At the time, Campbell told Cain that there was a very slim chance Godfather's could be "a home run for you and the company."
"I said, 'Sounds like my kind of odds,'" Cain recalled in an 1987 interview with the Star Tribune. "That's how I got to Philadelphia."
Cain earned his confidence through accomplishment. He was top math scholar at Morehouse College in Atlanta and earned a master's degree in computer science from Purdue University while in the Navy, where he devised fire-control systems.
"I like to win," Cain said in that Star Tribune interview. "I like the highest score, not the lowest."
Cain's campaign headquarters did not respond to a request for an interview.
Along with his analytical skills, Cain brought an entrepreneurial fervor to the hurried turnaround at Godfather's in 1986-87. He listened, asked questions and acted, including closing stores, shifting people and even cooking and testing new products in the company's kitchen.
'We are not dead'
"I'm Herman Cain and this ain't no April Fool's joke," he told Godfather's employees when he arrived on April 1, 1986. "We are not dead. Our objective is to prove to Pillsbury and everybody else that we will survive."
An accomplished singer and pianist, Cain occasionally led the headquarters crew in after-hours song, and performed charitable gigs in Omaha, backed by a chorus of managers. He also demanded that senior managers know every employee working for them on a first-name basis and occasionally quizzed executives on that and other personnel issues.

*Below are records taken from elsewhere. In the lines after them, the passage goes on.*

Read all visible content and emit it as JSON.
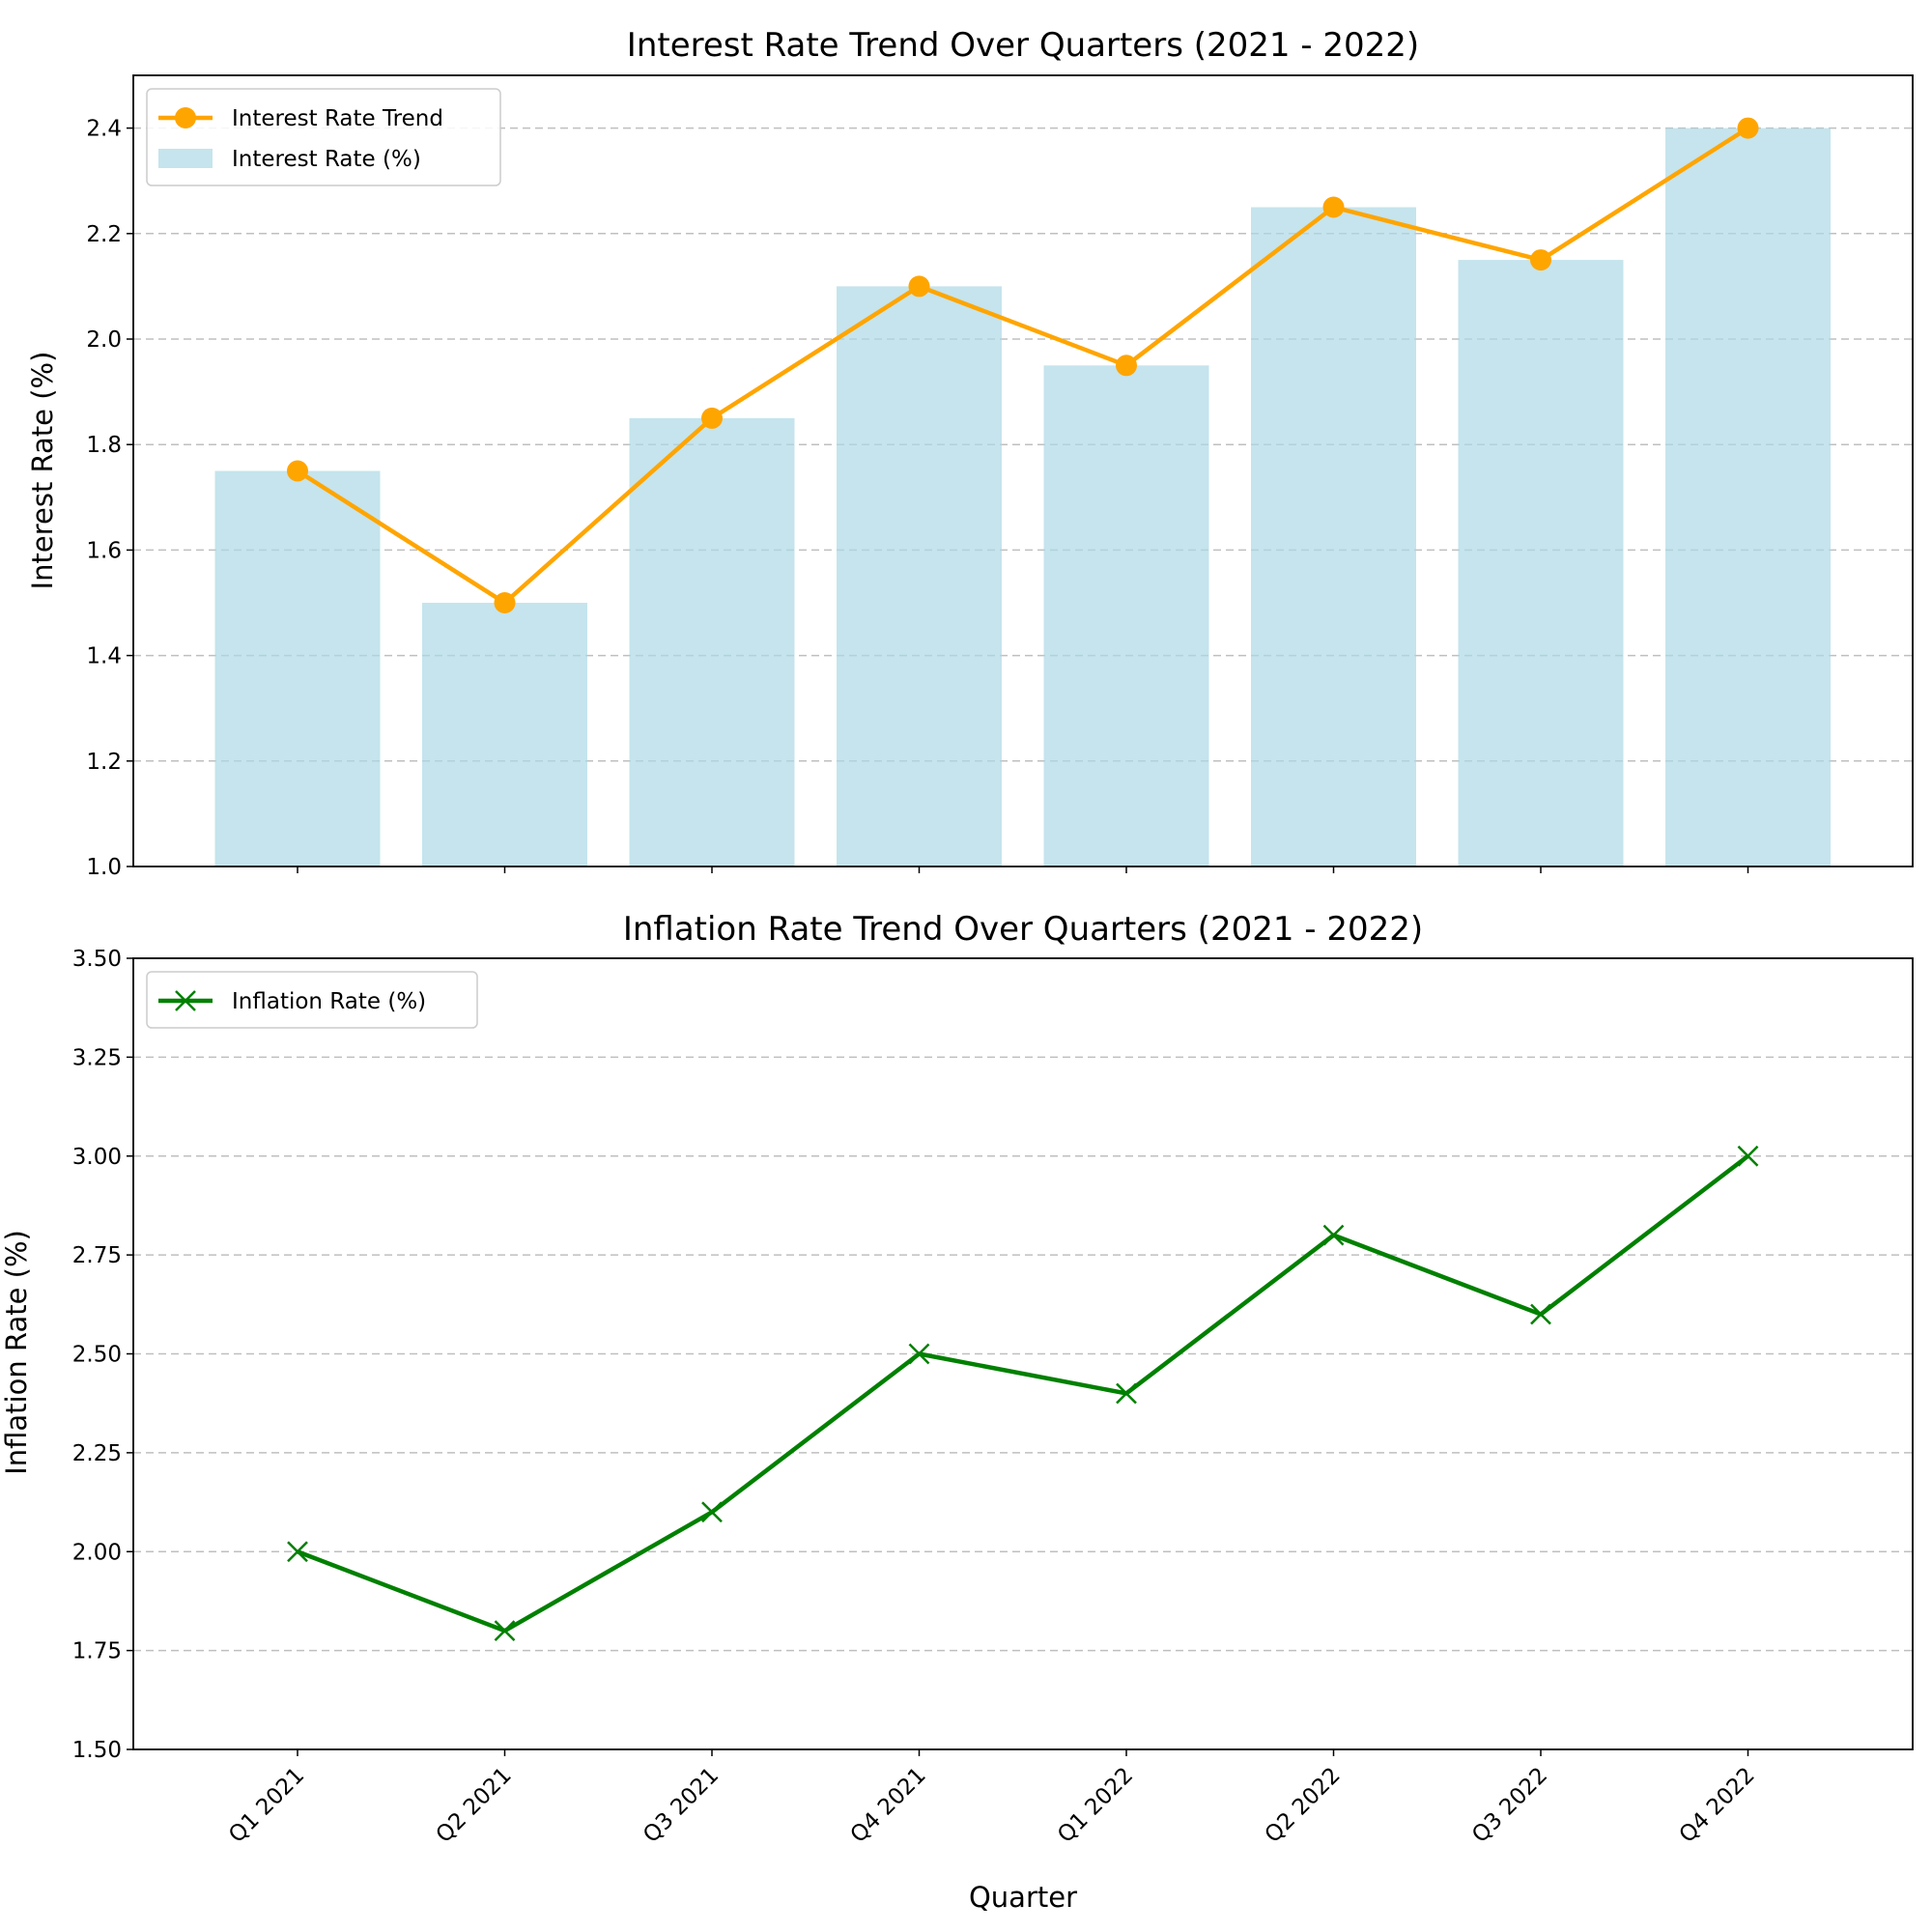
{
  "chart_data": [
    {
      "type": "bar",
      "title": "Interest Rate Trend Over Quarters (2021 - 2022)",
      "xlabel": "",
      "ylabel": "Interest Rate (%)",
      "categories": [
        "Q1 2021",
        "Q2 2021",
        "Q3 2021",
        "Q4 2021",
        "Q1 2022",
        "Q2 2022",
        "Q3 2022",
        "Q4 2022"
      ],
      "ylim": [
        1.0,
        2.5
      ],
      "yticks": [
        "1.0",
        "1.2",
        "1.4",
        "1.6",
        "1.8",
        "2.0",
        "2.2",
        "2.4"
      ],
      "grid": "y dashed",
      "legend_position": "top-left",
      "series": [
        {
          "name": "Interest Rate Trend",
          "type": "line",
          "marker": "circle",
          "color": "#FFA500",
          "values": [
            1.75,
            1.5,
            1.85,
            2.1,
            1.95,
            2.25,
            2.15,
            2.4
          ]
        },
        {
          "name": "Interest Rate (%)",
          "type": "bar",
          "color": "#ADD8E6",
          "opacity": 0.7,
          "values": [
            1.75,
            1.5,
            1.85,
            2.1,
            1.95,
            2.25,
            2.15,
            2.4
          ]
        }
      ]
    },
    {
      "type": "line",
      "title": "Inflation Rate Trend Over Quarters (2021 - 2022)",
      "xlabel": "Quarter",
      "ylabel": "Inflation Rate (%)",
      "categories": [
        "Q1 2021",
        "Q2 2021",
        "Q3 2021",
        "Q4 2021",
        "Q1 2022",
        "Q2 2022",
        "Q3 2022",
        "Q4 2022"
      ],
      "ylim": [
        1.5,
        3.5
      ],
      "yticks": [
        "1.50",
        "1.75",
        "2.00",
        "2.25",
        "2.50",
        "2.75",
        "3.00",
        "3.25",
        "3.50"
      ],
      "grid": "y dashed",
      "legend_position": "top-left",
      "series": [
        {
          "name": "Inflation Rate (%)",
          "type": "line",
          "marker": "x",
          "color": "#008000",
          "values": [
            2.0,
            1.8,
            2.1,
            2.5,
            2.4,
            2.8,
            2.6,
            3.0
          ]
        }
      ]
    }
  ]
}
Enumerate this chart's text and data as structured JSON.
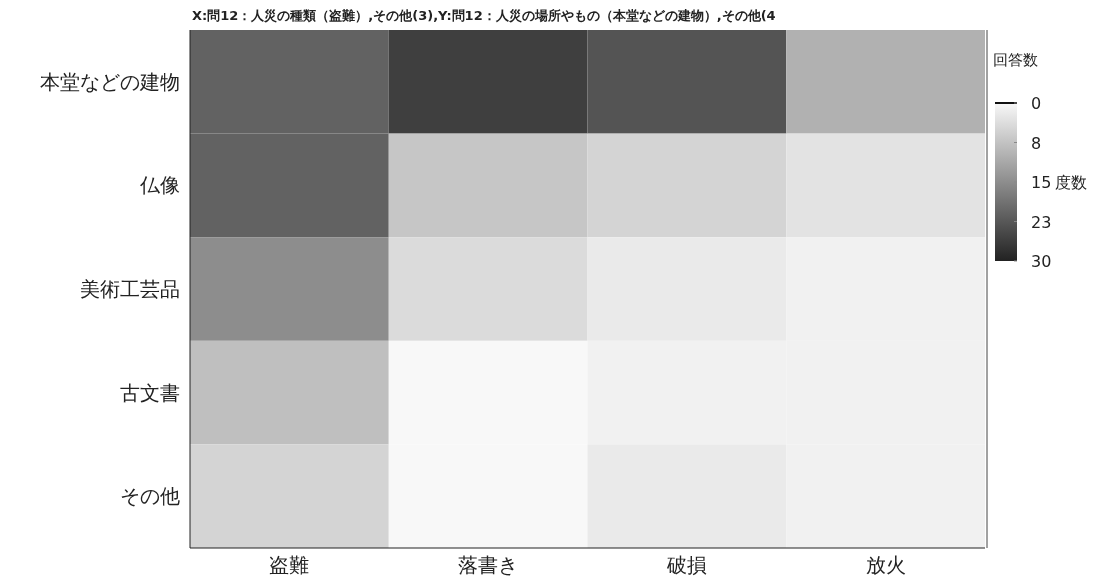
{
  "chart_data": {
    "type": "heatmap",
    "title": "X:問12：人災の種類（盗難）,その他(3),Y:問12：人災の場所やもの（本堂などの建物）,その他(4",
    "categories": [
      "盗難",
      "落書き",
      "破損",
      "放火"
    ],
    "y_categories": [
      "本堂などの建物",
      "仏像",
      "美術工芸品",
      "古文書",
      "その他"
    ],
    "cells": [
      [
        21,
        26,
        23,
        10
      ],
      [
        21,
        7,
        5,
        3
      ],
      [
        15,
        4,
        2,
        1
      ],
      [
        8,
        0,
        1,
        1
      ],
      [
        5,
        0,
        2,
        1
      ]
    ],
    "clim": [
      0,
      30
    ],
    "cticks": [
      0,
      {
        "value": 7.5,
        "label": "8"
      },
      15,
      {
        "value": 22.5,
        "label": "23"
      },
      30
    ],
    "clabel": "回答数",
    "annotations": [
      "度数"
    ]
  }
}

"That was pretty unique," Mileusnic said. "Those stories got around Pillsbury. Herman was very quantitative and analytical, but he demanded that everybody be engaged and every employee must be appreciated and respected."
By 1987, Cain and longtime executive Ronald Gartlan, now the CEO of Godfather's, stabilized the company and produced an operating profit. Cain's product development team registered market share gains against titanic Domino's and Pizza Hut with the "Hot Slice" individual servings as well as the Godfather's Jumbo Combo pizza, a five-pound monster of dough, cheese and toppings on the other end of the spectrum.
In 1988, Cain led the Godfather's management team in a buyout of the 600-store chain from Pillsbury.
Cain gained national attention in the early 1990s, when he publicly challenged President Bill Clinton on the effect of his health care reform proposals on business owners such as himself during a 10-minute televised exchange during a national town hall forum. Cain moved to Washington, D.C., in 1995 to head the National Restaurant Association.
He returned to his hometown of Atlanta several years ago as a talk-show host and ran unsuccessfully for the U.S. Senate. He launched a presidential campaign in January. He leads campaign veteran Mitt Romney in some primary states.
Cain has been panned by some Republican consultants and academics for a catchy-but-simplistic "9-9-9" tax plan and has been criticized for having little depth in international affairs and an inexperienced, mistake-prone campaign staff.
"But with Herman Cain, you get what you see," said Taylor, who is less conservative than his former boss. "He doesn't have his finger in the air testing the political winds. I mean, who really is Mitt Romney? You don't have that question with Herman."
The Obama White House expects Romney to emerge the Republican nominee. Regardless, Cain, the former Navy mathematician and successful businessman, who is also a former chairman of the Federal Reserve Bank of Kansas City, has a compelling personal story and a blunt-talk strategy that have taken him from nowhere to the top tier of the Republican race.